The 2 are raised together at the court & grow close. King Felix fears his son may marry the “pagan” girl so he decides that she must be killed. But he can’t bring himself to do it so instead he sends his son Floris away to school, & sells Blanchefleur to merchants who take her to Babylon, & sell her to the emir. Felix constructs an elaborate tomb for Blanchefleur & tells Floris she has died. His reaction is so severe that Felix tells him the truth. Distraught, but encouraged she is still alive, Floris sets out to find her.

He eventually arrives outside Babylon where he meets the bridge warden who tells him about the emir’s tower of maidens. Each year the emir selects a new bride from his tower & kills his old wife. Rumor has it that Blanchefleur is soon to be chosen as his next bride. To gain access to the tower, Floris outplays the watchmen in chess & so he is able to be smuggled into the tower in a basket of flowers, but is mistakenly placed in the room of Blanchefleur’s friend Claris (translated as: Shining), who arranges a reunion between the two, but still they are discovered by the emir.

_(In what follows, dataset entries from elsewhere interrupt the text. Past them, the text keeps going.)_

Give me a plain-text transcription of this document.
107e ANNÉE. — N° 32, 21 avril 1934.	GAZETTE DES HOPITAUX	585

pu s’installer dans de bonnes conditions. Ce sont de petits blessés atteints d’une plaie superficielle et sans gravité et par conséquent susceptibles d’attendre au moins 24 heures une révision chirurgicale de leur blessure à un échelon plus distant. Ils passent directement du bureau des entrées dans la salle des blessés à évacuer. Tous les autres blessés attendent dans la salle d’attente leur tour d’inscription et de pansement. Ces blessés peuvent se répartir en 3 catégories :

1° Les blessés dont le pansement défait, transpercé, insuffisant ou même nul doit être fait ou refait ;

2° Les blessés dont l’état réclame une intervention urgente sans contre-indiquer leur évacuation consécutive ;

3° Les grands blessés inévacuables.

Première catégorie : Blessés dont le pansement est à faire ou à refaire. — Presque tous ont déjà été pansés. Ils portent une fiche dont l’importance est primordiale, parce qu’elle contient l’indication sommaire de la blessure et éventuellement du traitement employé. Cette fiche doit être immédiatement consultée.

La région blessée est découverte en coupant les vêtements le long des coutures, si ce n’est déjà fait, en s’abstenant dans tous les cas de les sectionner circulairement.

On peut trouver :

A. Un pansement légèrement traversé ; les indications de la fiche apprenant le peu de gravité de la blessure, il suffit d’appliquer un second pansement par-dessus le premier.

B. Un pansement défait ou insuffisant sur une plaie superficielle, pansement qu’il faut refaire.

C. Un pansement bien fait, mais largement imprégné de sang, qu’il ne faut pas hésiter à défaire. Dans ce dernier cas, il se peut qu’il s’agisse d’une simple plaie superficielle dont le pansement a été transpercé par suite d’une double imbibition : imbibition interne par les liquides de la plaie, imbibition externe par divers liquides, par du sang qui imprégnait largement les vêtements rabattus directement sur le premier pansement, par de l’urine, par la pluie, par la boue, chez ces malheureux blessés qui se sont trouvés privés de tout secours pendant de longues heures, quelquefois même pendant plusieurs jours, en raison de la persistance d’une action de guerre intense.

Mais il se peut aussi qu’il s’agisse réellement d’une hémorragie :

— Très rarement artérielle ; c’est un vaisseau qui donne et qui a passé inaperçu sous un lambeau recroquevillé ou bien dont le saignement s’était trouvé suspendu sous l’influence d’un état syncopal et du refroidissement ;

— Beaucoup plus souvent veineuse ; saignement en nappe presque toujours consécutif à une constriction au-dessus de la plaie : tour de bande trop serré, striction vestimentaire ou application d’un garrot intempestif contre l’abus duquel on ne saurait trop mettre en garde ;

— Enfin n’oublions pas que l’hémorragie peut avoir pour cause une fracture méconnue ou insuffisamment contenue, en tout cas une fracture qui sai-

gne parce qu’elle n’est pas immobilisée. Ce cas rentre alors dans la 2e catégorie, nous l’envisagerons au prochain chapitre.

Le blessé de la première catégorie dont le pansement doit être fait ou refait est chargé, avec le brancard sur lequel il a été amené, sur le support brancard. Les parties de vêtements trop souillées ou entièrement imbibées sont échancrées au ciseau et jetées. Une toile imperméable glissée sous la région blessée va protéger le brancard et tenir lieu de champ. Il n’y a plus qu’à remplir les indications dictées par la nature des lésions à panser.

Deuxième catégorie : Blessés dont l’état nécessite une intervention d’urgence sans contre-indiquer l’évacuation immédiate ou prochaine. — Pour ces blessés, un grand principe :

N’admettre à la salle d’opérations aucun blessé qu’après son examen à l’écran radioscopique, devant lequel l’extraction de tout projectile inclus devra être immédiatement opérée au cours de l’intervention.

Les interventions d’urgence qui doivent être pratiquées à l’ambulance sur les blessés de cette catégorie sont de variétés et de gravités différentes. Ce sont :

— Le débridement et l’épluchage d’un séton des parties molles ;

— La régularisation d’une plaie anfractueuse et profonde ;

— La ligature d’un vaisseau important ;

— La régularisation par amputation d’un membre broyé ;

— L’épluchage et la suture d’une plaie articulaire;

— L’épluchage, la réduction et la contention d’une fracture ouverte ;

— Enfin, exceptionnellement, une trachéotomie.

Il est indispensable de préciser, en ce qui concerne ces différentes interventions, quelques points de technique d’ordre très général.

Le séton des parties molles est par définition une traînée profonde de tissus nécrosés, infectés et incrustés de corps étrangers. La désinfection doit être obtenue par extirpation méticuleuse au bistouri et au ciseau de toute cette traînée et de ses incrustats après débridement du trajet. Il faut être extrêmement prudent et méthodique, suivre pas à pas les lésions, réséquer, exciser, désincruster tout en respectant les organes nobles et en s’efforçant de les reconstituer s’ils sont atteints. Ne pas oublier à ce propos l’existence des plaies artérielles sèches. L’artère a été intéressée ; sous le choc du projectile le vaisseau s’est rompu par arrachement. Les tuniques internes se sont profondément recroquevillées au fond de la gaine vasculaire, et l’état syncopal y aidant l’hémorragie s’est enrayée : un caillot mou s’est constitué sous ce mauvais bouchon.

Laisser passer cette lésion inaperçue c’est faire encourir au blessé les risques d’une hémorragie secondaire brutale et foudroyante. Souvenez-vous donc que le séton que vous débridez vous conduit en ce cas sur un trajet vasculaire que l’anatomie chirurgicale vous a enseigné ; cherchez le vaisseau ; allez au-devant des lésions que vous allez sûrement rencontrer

The emir holds off killing them on the spot until he holds a council of advisers. So impressed are the advisers at the willingness of the young lovers to die for one another that they persuade the emir to spare their lives. Floris is then knighted, he & Blanchefleur are married, & Claris marries the emir, who promises she will be his last & only wife, forever. Floris & Blanchefleur depart for home where they inherit the kingdom, & embrace Christianity.

Steiner speaks of Floris & Blanchefleur as being together before in other lives. The rose & lily are two contrasts which must find unity. In Floris or the red rose, we see a soul whose higher “I” is able to penetrate into the blood. The lily soul remains spiritual because the “I” inspires it from outside. The rose has the self-consciousness completely in itself, the lily completely outside itself. The union of the soul that is within, with the soul that is able to embrace the world spirit brings a balance of inner & outer together to serve the all.

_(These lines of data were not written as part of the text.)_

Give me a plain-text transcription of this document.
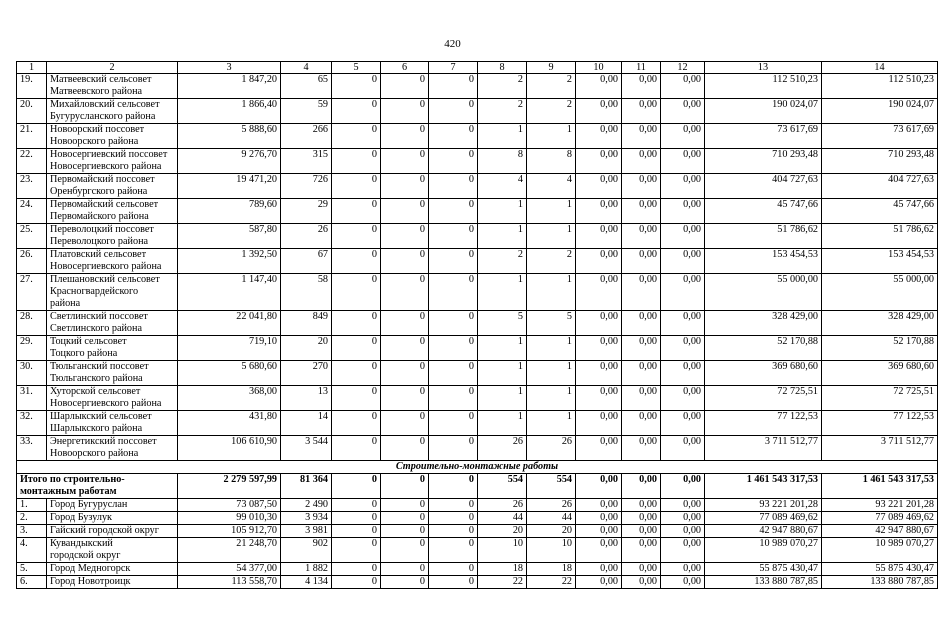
420
1	2	3	4	5	6	7	8	9	10	11	12	13	14
19.	Матвеевский сельсовет
Матвеевского района	1 847,20	65	0	0	0	2	2	0,00	0,00	0,00	112 510,23	112 510,23
20.	Михайловский сельсовет
Бугурусланского района	1 866,40	59	0	0	0	2	2	0,00	0,00	0,00	190 024,07	190 024,07
21.	Новоорский поссовет
Новоорского района	5 888,60	266	0	0	0	1	1	0,00	0,00	0,00	73 617,69	73 617,69
22.	Новосергиевский поссовет
Новосергиевского района	9 276,70	315	0	0	0	8	8	0,00	0,00	0,00	710 293,48	710 293,48
23.	Первомайский поссовет
Оренбургского района	19 471,20	726	0	0	0	4	4	0,00	0,00	0,00	404 727,63	404 727,63
24.	Первомайский сельсовет
Первомайского района	789,60	29	0	0	0	1	1	0,00	0,00	0,00	45 747,66	45 747,66
25.	Переволоцкий поссовет
Переволоцкого района	587,80	26	0	0	0	1	1	0,00	0,00	0,00	51 786,62	51 786,62
26.	Платовский сельсовет
Новосергиевского района	1 392,50	67	0	0	0	2	2	0,00	0,00	0,00	153 454,53	153 454,53
27.	Плешановский сельсовет
Красногвардейского
района	1 147,40	58	0	0	0	1	1	0,00	0,00	0,00	55 000,00	55 000,00
28.	Светлинский поссовет
Светлинского района	22 041,80	849	0	0	0	5	5	0,00	0,00	0,00	328 429,00	328 429,00
29.	Тоцкий сельсовет
Тоцкого района	719,10	20	0	0	0	1	1	0,00	0,00	0,00	52 170,88	52 170,88
30.	Тюльганский поссовет
Тюльганского района	5 680,60	270	0	0	0	1	1	0,00	0,00	0,00	369 680,60	369 680,60
31.	Хуторской сельсовет
Новосергиевского района	368,00	13	0	0	0	1	1	0,00	0,00	0,00	72 725,51	72 725,51
32.	Шарлыкский сельсовет
Шарлыкского района	431,80	14	0	0	0	1	1	0,00	0,00	0,00	77 122,53	77 122,53
33.	Энергетикский поссовет
Новоорского района	106 610,90	3 544	0	0	0	26	26	0,00	0,00	0,00	3 711 512,77	3 711 512,77
Строительно-монтажные работы													

Итого по строительно-
монтажным работам		2 279 597,99	81 364	0	0	0	554	554	0,00	0,00	0,00	1 461 543 317,53	1 461 543 317,53
1.	Город Бугуруслан	73 087,50	2 490	0	0	0	26	26	0,00	0,00	0,00	93 221 201,28	93 221 201,28
2.	Город Бузулук	99 010,30	3 934	0	0	0	44	44	0,00	0,00	0,00	77 089 469,62	77 089 469,62
3.	Гайский городской округ	105 912,70	3 981	0	0	0	20	20	0,00	0,00	0,00	42 947 880,67	42 947 880,67
4.	Кувандыкский
городской округ	21 248,70	902	0	0	0	10	10	0,00	0,00	0,00	10 989 070,27	10 989 070,27
5.	Город Медногорск	54 377,00	1 882	0	0	0	18	18	0,00	0,00	0,00	55 875 430,47	55 875 430,47
6.	Город Новотроицк	113 558,70	4 134	0	0	0	22	22	0,00	0,00	0,00	133 880 787,85	133 880 787,85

Steiner refers to them as the grandparents of Charlemagne who connected the inner esoteric Christianity with the exoteric. Floris & Blanchefleur express the mystic marriage in the human soul, where the conscious human “I” can then work with the world soul, or world “I”, represented by the concept of ‘Christ in me’. In the union of the lily soul & the rose soul, we find a connection with the Mystery of Golgotha.

This tale is a precursor to what happens later in the legend of the Holy Grail, which has no exterior couple. In the circles of initiates, it was known that the same soul which was in Floris appeared later as the founder of the new mystery school, of Rosicrucianism.

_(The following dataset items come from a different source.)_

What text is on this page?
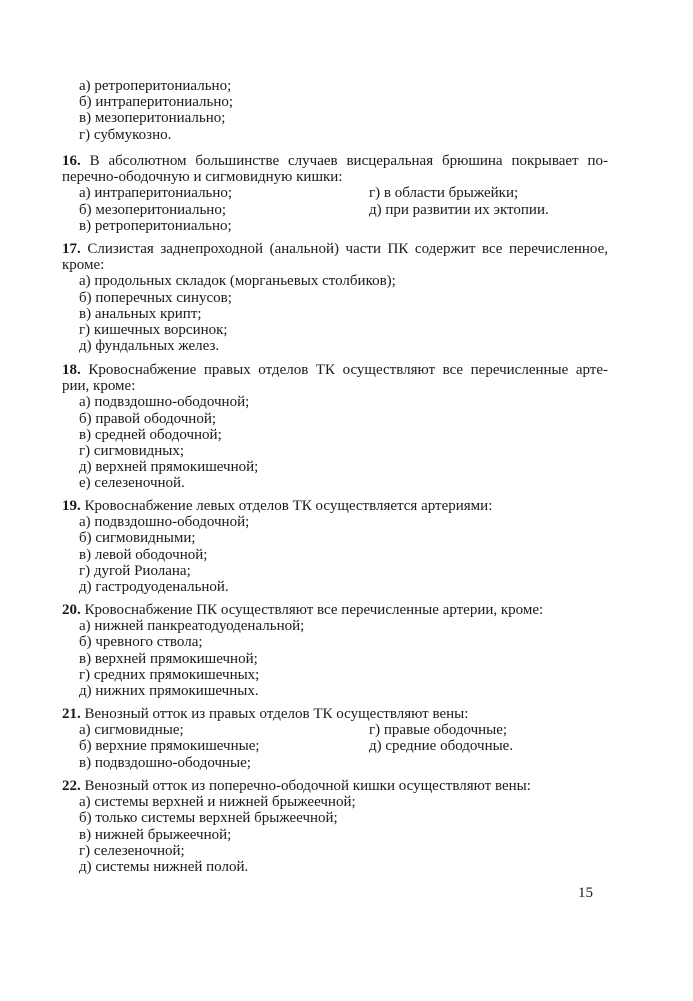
а) ретроперитониально;
б) интраперитониально;
в) мезоперитониально;
г) субмукозно.
16. В абсолютном большинстве случаев висцеральная брюшина покрывает по-
перечно-ободочную и сигмовидную кишки:
а) интраперитониально;	г) в области брыжейки;
б) мезоперитониально;	д) при развитии их эктопии.
в) ретроперитониально;
17. Слизистая заднепроходной (анальной) части ПК содержит все перечисленное,
кроме:
а) продольных складок (морганьевых столбиков);
б) поперечных синусов;
в) анальных крипт;
г) кишечных ворсинок;
д) фундальных желез.
18. Кровоснабжение правых отделов ТК осуществляют все перечисленные арте-
рии, кроме:
а) подвздошно-ободочной;
б) правой ободочной;
в) средней ободочной;
г) сигмовидных;
д) верхней прямокишечной;
е) селезеночной.
19. Кровоснабжение левых отделов ТК осуществляется артериями:
а) подвздошно-ободочной;
б) сигмовидными;
в) левой ободочной;
г) дугой Риолана;
д) гастродуоденальной.
20. Кровоснабжение ПК осуществляют все перечисленные артерии, кроме:
а) нижней панкреатодуоденальной;
б) чревного ствола;
в) верхней прямокишечной;
г) средних прямокишечных;
д) нижних прямокишечных.
21. Венозный отток из правых отделов ТК осуществляют вены:
а) сигмовидные;	г) правые ободочные;
б) верхние прямокишечные;	д) средние ободочные.
в) подвздошно-ободочные;
22. Венозный отток из поперечно-ободочной кишки осуществляют вены:
а) системы верхней и нижней брыжеечной;
б) только системы верхней брыжеечной;
в) нижней брыжеечной;
г) селезеночной;
д) системы нижней полой.
15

At the Easter Festival we discussed who the lily soul might be. We remembered that in the Chemical Wedding CR has a “companion” who Steiner reveals as “The Master Jesus” or the reincarnated Zarathustra soul. Some thought perhaps the lily soul could be Rudolf Steiner as he was the public voice inspired by CR as Master M…?

And then we ended with an imagination, knowing that in the spiritual world everything is reversed we pictured: RS on the right in a red stole & CR on the right in a blue stole. Inspiring them from behind is the Time Spirit Michael, holding the countenance of Christ behind him…

I will be posting my lecture with the projected images soon.

Until then…

Blessings as we move into this highly potent time of the esoteric teaching of the Risen Christ.